Откуда у нее шрам на лбу? Решила однажды повеситься в погребе, но оборвалась и рассекла себе лоб об острый черепок
Однако Юзя была вовсе не глупа и не лентяйка. Каждую свободную минутку она отдавала чтению, беря книги в Пушкинской библиотеке. Что читала? «Ключи счастья» Вербицкой, «Санин» Арцыбашева, любовные романы самых разных авторов, «Половой вопрос» Августа Фореля и тому подобное, лишь бы про любовь.

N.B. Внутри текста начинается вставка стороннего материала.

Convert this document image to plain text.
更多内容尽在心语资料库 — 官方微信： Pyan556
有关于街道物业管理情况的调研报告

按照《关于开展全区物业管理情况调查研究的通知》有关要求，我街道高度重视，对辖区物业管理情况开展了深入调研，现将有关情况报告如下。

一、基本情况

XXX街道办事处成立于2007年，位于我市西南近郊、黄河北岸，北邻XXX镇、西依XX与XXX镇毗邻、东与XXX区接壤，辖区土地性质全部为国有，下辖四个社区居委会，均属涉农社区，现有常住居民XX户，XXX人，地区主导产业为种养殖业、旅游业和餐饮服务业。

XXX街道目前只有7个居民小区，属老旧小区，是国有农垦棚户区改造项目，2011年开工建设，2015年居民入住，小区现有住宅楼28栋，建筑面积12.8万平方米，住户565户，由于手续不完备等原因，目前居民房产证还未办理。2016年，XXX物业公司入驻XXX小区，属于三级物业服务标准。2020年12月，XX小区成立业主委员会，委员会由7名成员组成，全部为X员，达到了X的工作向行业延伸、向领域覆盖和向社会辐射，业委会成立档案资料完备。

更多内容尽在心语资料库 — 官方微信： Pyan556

Стала она и мне подсовывать эти книги, незаметно втягивая в беседы по поводу прочитанного, когда никого рядом не было. Иной раз такое плела, что мне, хотя я был из Вильно, а она всего-навсего какая-то минчанка, делалось стыдно. А ей хоть бы хны!

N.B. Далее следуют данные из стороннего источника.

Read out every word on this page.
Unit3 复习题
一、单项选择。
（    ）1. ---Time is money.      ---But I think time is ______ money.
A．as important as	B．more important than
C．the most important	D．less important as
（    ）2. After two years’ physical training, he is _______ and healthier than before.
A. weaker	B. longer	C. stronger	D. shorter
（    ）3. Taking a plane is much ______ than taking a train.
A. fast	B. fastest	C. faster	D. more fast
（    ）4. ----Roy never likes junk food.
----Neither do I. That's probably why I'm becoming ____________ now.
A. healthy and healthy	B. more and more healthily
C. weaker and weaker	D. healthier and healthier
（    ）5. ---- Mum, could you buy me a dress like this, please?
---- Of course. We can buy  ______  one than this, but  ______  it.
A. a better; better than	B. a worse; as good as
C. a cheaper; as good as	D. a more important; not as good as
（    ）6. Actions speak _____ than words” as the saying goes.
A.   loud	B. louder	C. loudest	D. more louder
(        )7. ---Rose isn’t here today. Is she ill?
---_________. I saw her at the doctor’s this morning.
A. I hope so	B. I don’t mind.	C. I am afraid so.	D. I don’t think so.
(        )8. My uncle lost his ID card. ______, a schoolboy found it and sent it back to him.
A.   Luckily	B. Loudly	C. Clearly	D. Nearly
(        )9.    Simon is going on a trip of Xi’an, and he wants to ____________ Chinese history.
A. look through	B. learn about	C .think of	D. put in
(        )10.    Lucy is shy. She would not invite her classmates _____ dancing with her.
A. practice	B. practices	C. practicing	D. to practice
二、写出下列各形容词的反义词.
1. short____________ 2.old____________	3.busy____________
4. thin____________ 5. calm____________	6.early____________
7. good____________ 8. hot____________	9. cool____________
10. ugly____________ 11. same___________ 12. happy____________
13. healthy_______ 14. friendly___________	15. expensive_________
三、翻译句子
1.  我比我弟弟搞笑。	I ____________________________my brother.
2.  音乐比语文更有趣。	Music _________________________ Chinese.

Чуяло мое сердце, что добром для меня это не кончится…
* * *
И вот прожил я у них год с чем-то, и в конце весны, в начале лета, в одно, как говорится, прекрасное утро после не менее прекрасного вечера, который мы провели с Юзей, мне нестерпимо захотелось бежать из их дома куда глаза глядят… Утром сказал дяде, что получил письмо из Вильно, от одного товарища, с приглашением на свадьбу и что, возможно, скоро не вернусь, а может быть, и совсем не вернусь, так как хочу жить в Вильно… Перед обедом, так и не попрощавшись с Юзей, я уже садился в виленский поезд. И поехал. В дороге, первый раз в жизни, напился. На станции Радошковичи купил в буфете полбутылки водки, и хотя выпил мало, но плохо закусил. Погода же стояла жаркая, и меня с непривычки развезло. Помню, угрожали мне арестом, кто-то требовал с меня штраф, кто-то смеялся… А я молчал, проливал тихие слезы. Они, видимо, думали, что я плачу спьяну, жалею деньги на уплату штрафа. Я же плакал совсем по другой причине, плакал потому, что так неудачно зацвел мой сад…

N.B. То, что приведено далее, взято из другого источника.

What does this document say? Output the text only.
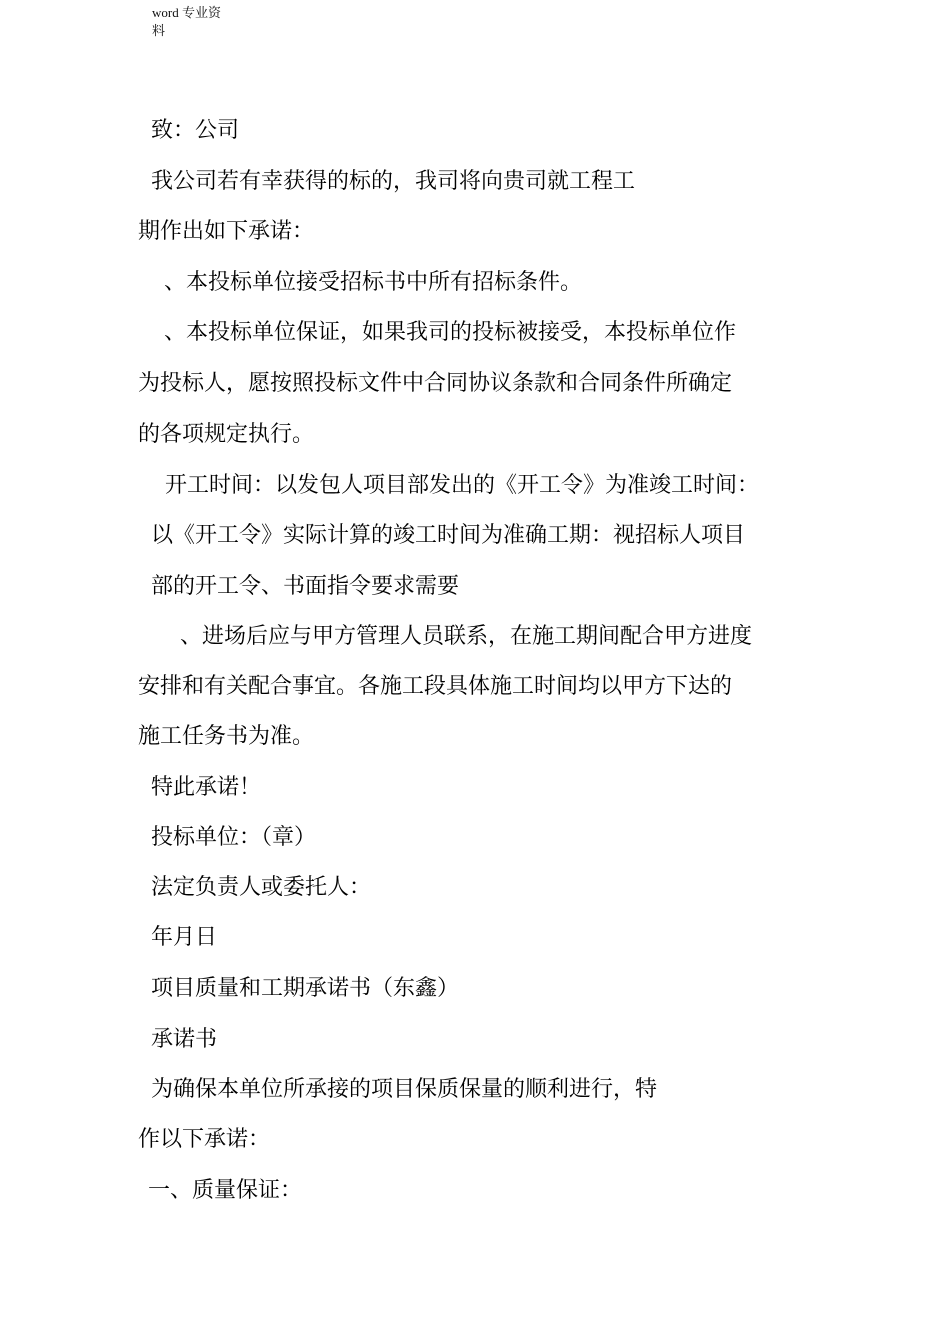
word 专业资
料
致：公司
我公司若有幸获得的标的，我司将向贵司就工程工
期作出如下承诺：
、本投标单位接受招标书中所有招标条件。
、本投标单位保证，如果我司的投标被接受，本投标单位作
为投标人，愿按照投标文件中合同协议条款和合同条件所确定
的各项规定执行。
开工时间：以发包人项目部发出的《开工令》为准竣工时间：
以《开工令》实际计算的竣工时间为准确工期：视招标人项目
部的开工令、书面指令要求需要
、进场后应与甲方管理人员联系，在施工期间配合甲方进度
安排和有关配合事宜。各施工段具体施工时间均以甲方下达的
施工任务书为准。
特此承诺！
投标单位：（章）
法定负责人或委托人：
年月日
项目质量和工期承诺书（东鑫）
承诺书
为确保本单位所承接的项目保质保量的顺利进行，特
作以下承诺：
一、质量保证：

На вокзале в Вильно я вышел из вагона вполне благополучно. Но, сходя по ступенькам вниз, в катакомбах под железнодорожными путями, я то ли споткнулся, то ли поскользнулся, наступив на апельсиновую корку, и грохнулся на цементный пол. Стукнись головой — наверняка раскололась бы, как арбуз. Счастье, что голову спас, выставив вперед руки. Зато левая рука хрустнула…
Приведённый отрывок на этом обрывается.